The very name of Burroughs conjures up contorted works of quirky brilliance, a warp of vision through a wild woof of language. [In "The Last Words of Dutch Schultz" we] have instead, astoundingly, the script for a gangster film, pure and simple. Well, not so pure—neither the hero nor the heroin—but very simple, and very good.
"The Last Words of Dutch Schultz" turns out to be a straightforward, skillful piece of work for the movies, a good old-fashioned film biography of a bad old-fashioned racketeer. To suit the genre, the text is in many ways conventional beyond belief….
It's true that there are a few passages that twist and run with the old Burroughs dazzle…. But heady passages … are very rare; the text remains essentially functional, workmanlike.
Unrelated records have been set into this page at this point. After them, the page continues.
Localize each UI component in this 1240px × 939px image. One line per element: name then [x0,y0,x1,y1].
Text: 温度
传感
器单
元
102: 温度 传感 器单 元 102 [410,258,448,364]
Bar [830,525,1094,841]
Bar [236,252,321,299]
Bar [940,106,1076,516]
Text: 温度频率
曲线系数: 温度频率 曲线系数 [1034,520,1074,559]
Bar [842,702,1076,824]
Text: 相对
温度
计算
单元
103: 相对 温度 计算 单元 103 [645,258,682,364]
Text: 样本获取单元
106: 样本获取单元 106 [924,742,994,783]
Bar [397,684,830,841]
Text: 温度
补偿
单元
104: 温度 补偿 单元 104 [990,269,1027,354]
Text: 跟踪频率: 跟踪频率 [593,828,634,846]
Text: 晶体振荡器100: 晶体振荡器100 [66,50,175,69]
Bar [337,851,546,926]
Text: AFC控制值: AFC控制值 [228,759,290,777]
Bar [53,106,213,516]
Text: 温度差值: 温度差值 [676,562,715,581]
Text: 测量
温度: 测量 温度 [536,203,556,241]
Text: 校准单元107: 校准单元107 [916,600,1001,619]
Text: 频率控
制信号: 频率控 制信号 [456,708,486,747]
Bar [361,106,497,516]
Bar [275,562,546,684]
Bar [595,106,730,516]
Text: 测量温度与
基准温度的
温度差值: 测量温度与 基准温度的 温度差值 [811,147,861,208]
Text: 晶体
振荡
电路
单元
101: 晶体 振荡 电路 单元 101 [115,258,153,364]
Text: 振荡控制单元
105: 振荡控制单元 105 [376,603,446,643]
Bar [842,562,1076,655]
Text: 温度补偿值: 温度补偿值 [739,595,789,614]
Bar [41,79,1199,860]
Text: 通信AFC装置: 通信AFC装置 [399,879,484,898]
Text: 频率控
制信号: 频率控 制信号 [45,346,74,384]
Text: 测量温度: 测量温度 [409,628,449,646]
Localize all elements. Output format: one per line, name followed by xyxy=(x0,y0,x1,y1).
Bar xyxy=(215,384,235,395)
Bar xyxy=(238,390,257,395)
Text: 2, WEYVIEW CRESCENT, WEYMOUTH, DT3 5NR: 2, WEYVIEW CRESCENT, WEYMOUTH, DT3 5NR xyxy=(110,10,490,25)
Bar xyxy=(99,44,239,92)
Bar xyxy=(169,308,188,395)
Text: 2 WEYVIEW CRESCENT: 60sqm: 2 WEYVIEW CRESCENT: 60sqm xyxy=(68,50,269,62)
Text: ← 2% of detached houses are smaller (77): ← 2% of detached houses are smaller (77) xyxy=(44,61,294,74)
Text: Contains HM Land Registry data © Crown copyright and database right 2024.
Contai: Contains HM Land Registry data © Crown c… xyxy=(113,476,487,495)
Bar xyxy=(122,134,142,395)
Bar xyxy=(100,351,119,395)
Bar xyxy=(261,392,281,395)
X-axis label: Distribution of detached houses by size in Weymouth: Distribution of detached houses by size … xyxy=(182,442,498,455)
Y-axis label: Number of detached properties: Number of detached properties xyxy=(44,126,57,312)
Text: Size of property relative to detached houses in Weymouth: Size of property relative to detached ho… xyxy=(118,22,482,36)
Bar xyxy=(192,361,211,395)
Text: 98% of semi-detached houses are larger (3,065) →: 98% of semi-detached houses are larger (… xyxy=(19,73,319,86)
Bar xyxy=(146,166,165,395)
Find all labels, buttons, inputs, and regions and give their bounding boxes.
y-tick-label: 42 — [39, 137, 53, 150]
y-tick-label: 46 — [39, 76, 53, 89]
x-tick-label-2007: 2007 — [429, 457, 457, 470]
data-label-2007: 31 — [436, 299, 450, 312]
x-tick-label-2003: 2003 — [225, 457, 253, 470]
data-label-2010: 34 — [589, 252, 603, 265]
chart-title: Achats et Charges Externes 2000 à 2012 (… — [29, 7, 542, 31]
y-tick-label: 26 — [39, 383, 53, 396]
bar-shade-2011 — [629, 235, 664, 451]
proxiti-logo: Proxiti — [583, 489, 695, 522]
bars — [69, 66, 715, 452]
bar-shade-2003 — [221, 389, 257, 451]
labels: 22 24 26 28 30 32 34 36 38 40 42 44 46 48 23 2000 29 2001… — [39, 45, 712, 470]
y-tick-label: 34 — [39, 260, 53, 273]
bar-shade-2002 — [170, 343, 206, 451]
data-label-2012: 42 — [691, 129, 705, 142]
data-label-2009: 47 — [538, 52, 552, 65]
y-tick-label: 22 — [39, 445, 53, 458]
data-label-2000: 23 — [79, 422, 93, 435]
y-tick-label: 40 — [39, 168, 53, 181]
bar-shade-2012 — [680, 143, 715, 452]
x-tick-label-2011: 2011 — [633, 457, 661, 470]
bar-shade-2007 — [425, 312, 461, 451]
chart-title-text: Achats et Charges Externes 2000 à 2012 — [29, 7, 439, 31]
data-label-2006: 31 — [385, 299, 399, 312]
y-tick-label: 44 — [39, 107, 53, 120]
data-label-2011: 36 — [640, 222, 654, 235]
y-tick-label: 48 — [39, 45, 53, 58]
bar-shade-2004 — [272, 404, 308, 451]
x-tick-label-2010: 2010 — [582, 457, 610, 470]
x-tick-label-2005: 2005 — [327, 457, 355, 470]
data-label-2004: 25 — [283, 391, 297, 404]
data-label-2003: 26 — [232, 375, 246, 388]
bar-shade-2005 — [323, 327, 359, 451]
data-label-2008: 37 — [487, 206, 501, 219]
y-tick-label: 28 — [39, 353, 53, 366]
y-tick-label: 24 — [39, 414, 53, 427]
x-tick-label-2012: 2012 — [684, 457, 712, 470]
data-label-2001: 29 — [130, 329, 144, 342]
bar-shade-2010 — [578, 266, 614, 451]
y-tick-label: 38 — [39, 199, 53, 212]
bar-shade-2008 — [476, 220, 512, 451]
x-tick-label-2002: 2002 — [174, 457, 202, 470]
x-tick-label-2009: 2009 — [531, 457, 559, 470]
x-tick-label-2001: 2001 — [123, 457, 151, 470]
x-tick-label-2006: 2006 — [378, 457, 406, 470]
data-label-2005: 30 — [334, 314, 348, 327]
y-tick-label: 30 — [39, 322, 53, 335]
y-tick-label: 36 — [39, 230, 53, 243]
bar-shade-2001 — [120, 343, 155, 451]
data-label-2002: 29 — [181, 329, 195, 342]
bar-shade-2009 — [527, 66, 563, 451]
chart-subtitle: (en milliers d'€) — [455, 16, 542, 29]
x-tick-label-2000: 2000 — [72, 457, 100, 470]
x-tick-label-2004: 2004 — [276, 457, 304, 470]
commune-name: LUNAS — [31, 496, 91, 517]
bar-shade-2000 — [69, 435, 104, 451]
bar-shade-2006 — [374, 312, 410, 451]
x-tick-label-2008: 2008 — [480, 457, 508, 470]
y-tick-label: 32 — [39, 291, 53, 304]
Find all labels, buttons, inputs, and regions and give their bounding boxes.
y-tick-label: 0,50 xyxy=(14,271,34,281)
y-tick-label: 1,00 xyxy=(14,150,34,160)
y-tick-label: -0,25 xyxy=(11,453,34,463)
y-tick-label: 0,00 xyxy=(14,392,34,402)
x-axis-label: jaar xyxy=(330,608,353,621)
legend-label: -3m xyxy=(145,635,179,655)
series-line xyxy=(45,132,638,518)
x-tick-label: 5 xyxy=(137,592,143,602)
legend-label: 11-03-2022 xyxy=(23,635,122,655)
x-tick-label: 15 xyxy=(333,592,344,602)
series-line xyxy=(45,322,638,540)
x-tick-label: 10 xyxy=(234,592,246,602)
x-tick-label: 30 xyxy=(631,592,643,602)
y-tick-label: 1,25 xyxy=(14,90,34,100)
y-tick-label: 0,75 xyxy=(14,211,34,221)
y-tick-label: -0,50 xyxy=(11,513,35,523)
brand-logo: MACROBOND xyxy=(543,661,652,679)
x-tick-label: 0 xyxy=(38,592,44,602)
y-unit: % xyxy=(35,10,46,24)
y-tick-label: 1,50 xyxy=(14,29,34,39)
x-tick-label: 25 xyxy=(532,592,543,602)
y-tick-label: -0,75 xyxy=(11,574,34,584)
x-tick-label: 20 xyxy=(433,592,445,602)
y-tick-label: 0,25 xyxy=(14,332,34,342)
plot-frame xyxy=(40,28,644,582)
The genuinely amazing fact is not that the script is a fiction, but that Burroughs has composed a work in the Hollywood vein—relentlessly stereotyped, virtually a parody—that is at the same time congruent with the rest of his unique work. This screenplay makes evident a couple of things about Burroughs that were not nearly so obvious before.
For one thing, it reveals the humorist in Burroughs, the helplessly appalled, obsessed joker. The sequence about the Whisperer, whose voice is a tape recorder, is revoltingly and mirthlessly funny. For another, the screenplay sheds a flickering new light on all those kaleidoscopic hallucinations that go swirling through his books: home-movie loops, of course they are, to be replayed ad nauseam in a tiny theater—the terrified soul. Cinematic extravaganzas, celluloid nightmares. If we are tempted to pin generic labels on anything, it would be a hindsight better to call his novels "Film Scripts in the Form of Fiction." (p. 4)
Alan Friedman, in The New York Times Book Review (© 1975 by The New York Times Company; reprinted by permission), June 22, 1975.